Ultrasound of the bowel is routine in evaluation of adults and children with inflammatory bowel disease (IBD) in Europe, but is only recently emerging as an evaluation technique in North America, according to an article in the May issue of the American Journal of Roentgenology.
Growing attention on radiation safety and awareness poses an opportunity to replace radiation-free modalities, like ultrasound, with radiation-dependent modalities, like fluoroscopy and computed tomography (CT). Ultrasound, which requires minimal preparation and no sedation, makes it an appealing modality for the pediatric population. While there are clinical limitations to bowel ultrasound, the AJR article states that an additional challenge is the need for specialized training and experience to perform and interpret the exams.
The authors of the study by Anupindi et al introduced a dedicated nonemergent bowel ultrasound in the Department of Radiology at The Children’s Hospital of Philadelphia at University of Pennsylvania Perelman School of medicine approximately three years ago. Since then, they have implemented a tailored ultrasound technique and expanded indications for bowel ultrasound to include detection and diagnosis of necrotizing enterocolitis (NEC), Henoch-Schönlein purpura (HSP), foreign bodies and polyps, in addition to evaluating children with IBD.
Ultrasound can provide information beyond radiographic evaluation for NEC, a common and important case of morbidity and mortality in premature infants in the neonatal ICU setting, the authors wrote. A 2005 article in Radiology stated the diagnostic performance of ultrasound for the diagnosis of NEC has sensitivity of 100 percent, specificity of 90 percent, positive predictive value (PPV) of 83 percent and negative predictive value (NPV) of 100 percent.

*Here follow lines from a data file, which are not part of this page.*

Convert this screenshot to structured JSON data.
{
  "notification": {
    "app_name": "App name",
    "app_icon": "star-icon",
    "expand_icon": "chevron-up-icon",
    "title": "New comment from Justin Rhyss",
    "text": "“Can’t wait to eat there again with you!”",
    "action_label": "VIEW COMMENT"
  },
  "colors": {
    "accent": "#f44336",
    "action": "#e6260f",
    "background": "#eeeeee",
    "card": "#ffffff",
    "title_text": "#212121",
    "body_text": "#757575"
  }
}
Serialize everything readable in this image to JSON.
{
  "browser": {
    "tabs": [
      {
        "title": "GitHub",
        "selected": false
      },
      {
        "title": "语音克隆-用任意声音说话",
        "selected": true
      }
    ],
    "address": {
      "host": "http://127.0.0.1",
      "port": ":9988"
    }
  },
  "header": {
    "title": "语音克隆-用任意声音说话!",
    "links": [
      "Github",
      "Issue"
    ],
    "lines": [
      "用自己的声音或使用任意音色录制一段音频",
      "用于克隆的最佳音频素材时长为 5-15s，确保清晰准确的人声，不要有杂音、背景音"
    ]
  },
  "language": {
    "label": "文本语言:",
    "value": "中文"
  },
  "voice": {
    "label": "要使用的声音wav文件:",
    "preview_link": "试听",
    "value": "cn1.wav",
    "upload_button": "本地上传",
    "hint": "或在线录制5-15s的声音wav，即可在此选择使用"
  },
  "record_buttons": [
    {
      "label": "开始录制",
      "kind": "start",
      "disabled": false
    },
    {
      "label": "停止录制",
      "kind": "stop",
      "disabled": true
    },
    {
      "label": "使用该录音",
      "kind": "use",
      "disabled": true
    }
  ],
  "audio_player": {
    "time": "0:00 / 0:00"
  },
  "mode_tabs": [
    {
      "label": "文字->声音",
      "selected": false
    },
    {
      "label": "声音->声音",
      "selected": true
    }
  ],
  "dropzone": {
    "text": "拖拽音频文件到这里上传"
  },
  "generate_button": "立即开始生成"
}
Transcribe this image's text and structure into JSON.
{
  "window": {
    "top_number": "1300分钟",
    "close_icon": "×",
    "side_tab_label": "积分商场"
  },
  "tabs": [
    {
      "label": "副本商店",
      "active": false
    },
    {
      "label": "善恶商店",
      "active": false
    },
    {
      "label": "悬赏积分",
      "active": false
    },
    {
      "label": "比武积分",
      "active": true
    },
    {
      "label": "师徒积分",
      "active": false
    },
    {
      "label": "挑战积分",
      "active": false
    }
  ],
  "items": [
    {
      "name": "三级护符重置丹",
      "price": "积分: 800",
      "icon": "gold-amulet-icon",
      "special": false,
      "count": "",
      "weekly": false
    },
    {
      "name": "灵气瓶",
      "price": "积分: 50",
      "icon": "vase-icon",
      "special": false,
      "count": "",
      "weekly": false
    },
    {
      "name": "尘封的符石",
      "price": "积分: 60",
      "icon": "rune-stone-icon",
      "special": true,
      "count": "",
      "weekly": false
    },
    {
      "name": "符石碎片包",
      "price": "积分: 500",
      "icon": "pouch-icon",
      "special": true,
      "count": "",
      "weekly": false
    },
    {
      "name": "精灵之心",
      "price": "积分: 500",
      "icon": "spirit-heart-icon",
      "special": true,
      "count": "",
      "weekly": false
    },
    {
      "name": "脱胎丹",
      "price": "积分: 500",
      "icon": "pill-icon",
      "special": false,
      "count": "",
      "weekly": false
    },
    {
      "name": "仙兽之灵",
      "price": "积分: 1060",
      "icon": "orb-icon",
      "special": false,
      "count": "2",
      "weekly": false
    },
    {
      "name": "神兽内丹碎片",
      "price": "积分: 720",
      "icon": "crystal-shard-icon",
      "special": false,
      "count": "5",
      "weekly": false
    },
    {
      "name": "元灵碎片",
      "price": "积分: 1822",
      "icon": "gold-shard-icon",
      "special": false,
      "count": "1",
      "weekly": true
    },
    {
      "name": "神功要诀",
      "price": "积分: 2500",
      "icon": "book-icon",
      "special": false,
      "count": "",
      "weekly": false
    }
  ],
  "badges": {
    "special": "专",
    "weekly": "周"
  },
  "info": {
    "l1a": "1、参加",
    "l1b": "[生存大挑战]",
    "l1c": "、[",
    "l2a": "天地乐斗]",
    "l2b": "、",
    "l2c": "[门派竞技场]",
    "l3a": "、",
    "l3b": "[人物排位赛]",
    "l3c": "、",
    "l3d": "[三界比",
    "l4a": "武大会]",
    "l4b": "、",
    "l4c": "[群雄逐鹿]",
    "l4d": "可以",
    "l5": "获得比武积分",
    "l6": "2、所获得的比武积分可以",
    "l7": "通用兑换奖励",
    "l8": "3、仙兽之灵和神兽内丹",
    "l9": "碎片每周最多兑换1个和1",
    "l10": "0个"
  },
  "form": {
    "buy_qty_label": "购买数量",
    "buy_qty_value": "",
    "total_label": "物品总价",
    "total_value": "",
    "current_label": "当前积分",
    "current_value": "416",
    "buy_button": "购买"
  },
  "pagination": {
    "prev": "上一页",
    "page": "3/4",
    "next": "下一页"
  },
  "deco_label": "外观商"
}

While evidence-based data on the performance of ultrasound in the diagnosis of HSP, an autoimmune vasculitis that may affect the bowel, skin, joints and kidneys, a report in the Journal of Pediatric Gastroenterology and Nutrition found when HSP involves the gastrointestinal tract, ultrasound diagnosis has a sensitivity of 83 percent, specificity of 100 percent, PPV of 100 percent and NPV of 54 percent.
Since not all foreign bodies are detectable on conventional radiography, the current modality of choice in evaluating foreign bodies, ultrasounds can provide an additional option, the authors wrote. The diagnostic performance of ultrasound use for evaluating foreign bodies is unknown, but the authors cite several studies in which foreign bodies ranging from sponges to smuggled drug containers have been detected on ultrasound.
A recent study in Ultrasound in Medicine and Biology showed excellent correlation between polyp detection on ultrasound with surgery and colonoscopy, although literature on the diagnostic performance of ultrasound in the detection of polyps is limited, the authors wrote.
The authors conclude that bowel ultrasound has full potential in evaluating a wide variety of conditions, and familiarity with compression technique and interpretation of exams enable bowel ultrasound to provide a unique and effective evaluation of the bowel without use of ionizing radiation.